Vor ein paar Tagen war meine Verwandte Renate zu Besuch in München. Renate ist die Tochter der Cousine einer meiner Tanten. Oder so ähnlich. Nennen wir Renate also meine Base – ein Begriff, der leider gerade ausstirbt, genauso wie „Renate“, eigentlich ein deutscher Klassiker der Namen für Friseurinnen, Sekretärinnen und Bundesverbraucherministerinnen.

Meine Renate wohnt in Salzburg und hat auch sonst nicht viel zu lachen. Deshalb wollte ich ihr, als sie in München war, ein wenig Aufheiterung gewähren. Unbedingt wollte sie zum „Tollwood“, soviel hätte sie schon davon gehört. Von wem oder wo, das konnte ich nicht erfahren. Ich mag das „Tollwood“ ungefähr so gern wie Salzburg. Trotzdem bin ich mit ihr dorthin. Und: musste mich sehr ärgern, was mich aber gar nicht wunderte, ich wusste schließlich, was mich erwartete.

Ich interessiere mich immer für sogenanntes „Alternatives“, ich kaufe auf dem Bio-Markt ein und benutze Klopapier aus Altpapier, obwohl es der Haut nicht sonderlich schmeichelt. Auf dem „Tollwood“ ist mir das eingefallen, denn mir kam dort alles wie überteuertes fünflagiges Toilettenseidenpapier vor, das grau gefärbt wurde und Sand enthält, damit es alternativ daherkommt und sich auch so anfühlt.

Das „Tollwood“ ist wie ein solches Klopapier. Und das „Tollwood“ ist wie Salzburg. Nicht ganz echt. Und teuer. Aber so was von teuer. Was das Publikum dort aber freut: Denn auf dem „Tollwood“ kann man zeigen, wie viel Geld man hat, wenn man sich einen Traumfänger von was-weiß-ich-woher für fünfzig Euro kauft und aus Jux noch ein Batik-Shirt mit Marihuanablatt, das man aber am nächsten Tag in den Müll gibt, weil es sogar für die Kleidersammlung zu hässlich ist. Es sind die Menschen, die Aktien halten an Ölkonzernen, die Ratzingers Bücher zu Bestsellern machen und politisch schwarz sehen, die aber manchmal Lust auf eine Brise Räucherstäbchengestank, bewusstes Lebensgefühl und Ausgeflipptsein haben.

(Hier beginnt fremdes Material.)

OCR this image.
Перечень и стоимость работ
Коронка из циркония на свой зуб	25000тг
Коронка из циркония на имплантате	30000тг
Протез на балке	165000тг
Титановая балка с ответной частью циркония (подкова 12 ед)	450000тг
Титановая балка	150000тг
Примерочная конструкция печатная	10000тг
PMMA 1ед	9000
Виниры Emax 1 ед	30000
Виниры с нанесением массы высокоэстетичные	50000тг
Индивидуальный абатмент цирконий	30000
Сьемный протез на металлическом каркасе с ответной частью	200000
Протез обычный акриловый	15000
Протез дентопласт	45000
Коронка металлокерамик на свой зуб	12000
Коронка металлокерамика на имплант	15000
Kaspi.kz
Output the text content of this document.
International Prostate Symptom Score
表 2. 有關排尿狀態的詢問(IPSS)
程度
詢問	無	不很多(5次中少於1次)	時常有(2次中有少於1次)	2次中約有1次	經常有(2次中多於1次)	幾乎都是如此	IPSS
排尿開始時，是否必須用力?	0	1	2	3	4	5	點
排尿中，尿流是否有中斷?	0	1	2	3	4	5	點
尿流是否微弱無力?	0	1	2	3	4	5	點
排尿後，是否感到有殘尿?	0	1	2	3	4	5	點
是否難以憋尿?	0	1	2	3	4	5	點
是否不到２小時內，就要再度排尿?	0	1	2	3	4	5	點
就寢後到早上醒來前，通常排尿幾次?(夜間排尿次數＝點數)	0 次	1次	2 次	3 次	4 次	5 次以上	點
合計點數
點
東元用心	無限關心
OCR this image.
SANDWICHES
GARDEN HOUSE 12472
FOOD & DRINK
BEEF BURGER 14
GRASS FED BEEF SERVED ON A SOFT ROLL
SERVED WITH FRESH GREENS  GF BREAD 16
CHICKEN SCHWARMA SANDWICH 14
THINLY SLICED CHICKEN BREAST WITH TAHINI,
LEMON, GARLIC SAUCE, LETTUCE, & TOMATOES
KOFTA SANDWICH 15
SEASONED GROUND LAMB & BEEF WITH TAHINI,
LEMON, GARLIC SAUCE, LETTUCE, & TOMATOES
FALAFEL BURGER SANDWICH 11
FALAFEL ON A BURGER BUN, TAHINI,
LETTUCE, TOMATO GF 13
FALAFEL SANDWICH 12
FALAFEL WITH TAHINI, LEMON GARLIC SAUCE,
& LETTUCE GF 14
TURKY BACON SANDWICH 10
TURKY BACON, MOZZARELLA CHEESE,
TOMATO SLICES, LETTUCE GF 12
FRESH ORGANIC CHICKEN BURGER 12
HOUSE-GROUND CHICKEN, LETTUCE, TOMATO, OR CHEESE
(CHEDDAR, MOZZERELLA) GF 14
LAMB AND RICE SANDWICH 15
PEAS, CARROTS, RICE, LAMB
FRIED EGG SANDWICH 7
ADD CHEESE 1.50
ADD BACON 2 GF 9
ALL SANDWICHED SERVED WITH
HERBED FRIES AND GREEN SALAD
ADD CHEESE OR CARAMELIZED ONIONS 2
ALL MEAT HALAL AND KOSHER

Dann gehen sie zum „Tollwood“. Es sind womöglich die Menschen, die gegen eine Moschee in Sendling sind, weil für das Multikulti haben wir ja das „Tollwood“, und das muss reichen.

Das alles hab ich mir gedacht. Dann hab ich die Renate am Arm gepackt, bin mit ihr zum Bahnhofsviertel gefahren, hab ihr dort einen Döner gekauft und ihr gesagt, sie soll zum Oktoberfest wieder kommen. Als Alternative zu Salzburg.